Связь между двумя идеями: идеей неуважения к правам человека и идеей неуважения к человеческому разуму, важнейшему отличительному признаку человеческой природы, была неразрывна. Обратное положение, к несчастью, бывает справедливо только с некоторой оговоркой, так как было много людей, которые относились с достойным похвалы уважением к доказательствам вообще и с надлежащей приязнью ко всяким предположениям, но которые, однако, смотрели на права человека если и без всякого презрения, то вместе с тем и без всякого сердечного участия. Для Вольтера слова: разум и человечество – составляли одно и то же понятие, а любовь к истине и страсть к правосудию – одно и то же чувство. Никто из знаменитых людей, боровшихся за свое право свободно мыслить и открыто выражать свои мысли, не видел яснее Вольтера, что основной целью этой борьбы всегда было дать возможность другим жить счастливо. Кто не был тронут этими удивительными словами, сказанными им относительно трех лет безустанной работы, посвященной им ради целей правосудия, делу вдовы и потомков Каласа: «В течение этого времени, – сказал он, – я ни разу не улыбнулся, не упрекнув себя в том, как в преступлении», – или же его искренним признанием, что из всей массы энтузиазма и удивления, с какой его встретил Париж в последнюю знаменитую его поездку в 1778 году, ничто так не подействовало на его сердце, как слова женщины из народа, которая в ответ на вопрос об имени того, за кем следует толпа, сказала: «Разве вы не знаете, что это защитник Каласа?»

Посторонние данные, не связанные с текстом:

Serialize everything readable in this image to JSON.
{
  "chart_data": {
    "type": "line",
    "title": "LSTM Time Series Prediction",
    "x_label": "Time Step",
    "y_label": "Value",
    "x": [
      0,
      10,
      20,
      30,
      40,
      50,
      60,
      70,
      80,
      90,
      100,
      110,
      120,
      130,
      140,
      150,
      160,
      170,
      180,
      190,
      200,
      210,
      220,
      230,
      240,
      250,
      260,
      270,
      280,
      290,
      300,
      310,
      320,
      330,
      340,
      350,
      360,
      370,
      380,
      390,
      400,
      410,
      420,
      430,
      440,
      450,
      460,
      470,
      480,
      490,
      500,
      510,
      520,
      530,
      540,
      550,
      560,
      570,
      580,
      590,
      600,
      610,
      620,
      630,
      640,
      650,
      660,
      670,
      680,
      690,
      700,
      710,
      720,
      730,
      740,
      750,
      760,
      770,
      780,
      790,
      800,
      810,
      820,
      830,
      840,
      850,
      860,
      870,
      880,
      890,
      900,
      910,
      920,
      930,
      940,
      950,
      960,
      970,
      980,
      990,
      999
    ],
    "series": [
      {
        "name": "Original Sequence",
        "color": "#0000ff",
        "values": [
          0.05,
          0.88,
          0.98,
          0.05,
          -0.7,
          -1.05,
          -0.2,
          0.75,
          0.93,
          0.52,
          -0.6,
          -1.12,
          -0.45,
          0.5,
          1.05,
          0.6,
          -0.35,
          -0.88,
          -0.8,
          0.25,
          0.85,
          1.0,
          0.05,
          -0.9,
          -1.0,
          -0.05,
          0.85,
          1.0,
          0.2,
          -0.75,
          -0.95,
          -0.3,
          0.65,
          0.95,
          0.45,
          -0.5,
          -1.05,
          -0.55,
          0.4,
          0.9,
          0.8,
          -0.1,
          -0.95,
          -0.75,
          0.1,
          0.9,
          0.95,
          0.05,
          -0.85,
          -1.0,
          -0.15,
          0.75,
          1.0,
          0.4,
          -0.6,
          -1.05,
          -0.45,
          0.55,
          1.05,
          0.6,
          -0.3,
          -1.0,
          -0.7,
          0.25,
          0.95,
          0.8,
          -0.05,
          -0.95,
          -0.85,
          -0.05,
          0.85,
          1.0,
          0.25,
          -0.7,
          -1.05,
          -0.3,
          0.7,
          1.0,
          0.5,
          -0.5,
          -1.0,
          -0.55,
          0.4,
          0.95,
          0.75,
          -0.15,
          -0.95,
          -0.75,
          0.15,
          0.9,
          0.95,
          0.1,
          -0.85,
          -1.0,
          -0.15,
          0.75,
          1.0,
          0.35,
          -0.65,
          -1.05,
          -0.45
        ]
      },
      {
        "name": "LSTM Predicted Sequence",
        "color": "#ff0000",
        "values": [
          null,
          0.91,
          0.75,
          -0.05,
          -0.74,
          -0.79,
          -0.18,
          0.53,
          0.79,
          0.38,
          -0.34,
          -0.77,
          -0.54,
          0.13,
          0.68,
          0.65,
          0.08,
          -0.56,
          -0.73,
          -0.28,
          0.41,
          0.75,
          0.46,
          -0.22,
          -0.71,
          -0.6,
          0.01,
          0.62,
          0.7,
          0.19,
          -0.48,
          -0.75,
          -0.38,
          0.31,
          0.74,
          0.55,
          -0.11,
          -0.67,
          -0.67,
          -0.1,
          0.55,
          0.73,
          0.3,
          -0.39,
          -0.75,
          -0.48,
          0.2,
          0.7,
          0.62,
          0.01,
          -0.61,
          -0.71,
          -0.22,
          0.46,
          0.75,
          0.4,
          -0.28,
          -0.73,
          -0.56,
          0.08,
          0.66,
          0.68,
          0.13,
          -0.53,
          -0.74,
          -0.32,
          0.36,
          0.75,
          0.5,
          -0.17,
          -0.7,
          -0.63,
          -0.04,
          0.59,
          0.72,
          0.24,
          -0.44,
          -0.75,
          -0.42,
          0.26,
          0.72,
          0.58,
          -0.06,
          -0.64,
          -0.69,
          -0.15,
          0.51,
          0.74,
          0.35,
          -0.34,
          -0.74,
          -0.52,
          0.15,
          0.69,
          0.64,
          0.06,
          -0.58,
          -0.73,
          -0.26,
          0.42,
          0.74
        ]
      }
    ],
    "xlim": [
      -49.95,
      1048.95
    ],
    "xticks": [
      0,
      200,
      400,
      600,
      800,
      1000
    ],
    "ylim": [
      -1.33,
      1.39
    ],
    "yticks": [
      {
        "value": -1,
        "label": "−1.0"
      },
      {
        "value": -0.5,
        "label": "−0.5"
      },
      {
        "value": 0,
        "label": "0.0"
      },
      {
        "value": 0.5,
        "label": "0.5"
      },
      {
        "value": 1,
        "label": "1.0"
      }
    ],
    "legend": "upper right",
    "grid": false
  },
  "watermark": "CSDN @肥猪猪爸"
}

То же самое чувство, хотя и в поступках значительно менее безукоризненно благородных, лежало в основе многочисленных усилий Вольтера добиться значения и в важных политических делах. Известно, как много едких сарказмов вызывали его стремления в разные времена взять на себя роль дипломатического посредника между французским правительством и Фридрихом Вторым. В 1742 году, после посещения прусского короля в Ахене, Вольтер говорит, что человек, написавший поэму или драму, не становится чрез это неспособным служить своему королю и отечеству на деятельном политическом поприще; в этом видели намеки на кардинала Флери. После смерти Флери, в следующем году, когда счастье Франции в войне за австрийское наследство стало сильно изменять, Вольтер думал, что он сам мог бы быть полезен своей дружбой с Фридрихом, и это мнение, кажется, разделял и государственный секретарь Амело (Amelot). Вообще Вольтер старался при всяком случае принять активное, хотя и крайне ничтожное, участие в дипломатии. Позднее, когда времена изменились и звезда Фридриха стала меркнуть от неудач, мы снова видим Вольтера ревностным посредником, вместе с Шуазелем, Вольтера, шутливо сравнивающего себя с мышью, которая деятельно старается освободить льва из тенет охотника.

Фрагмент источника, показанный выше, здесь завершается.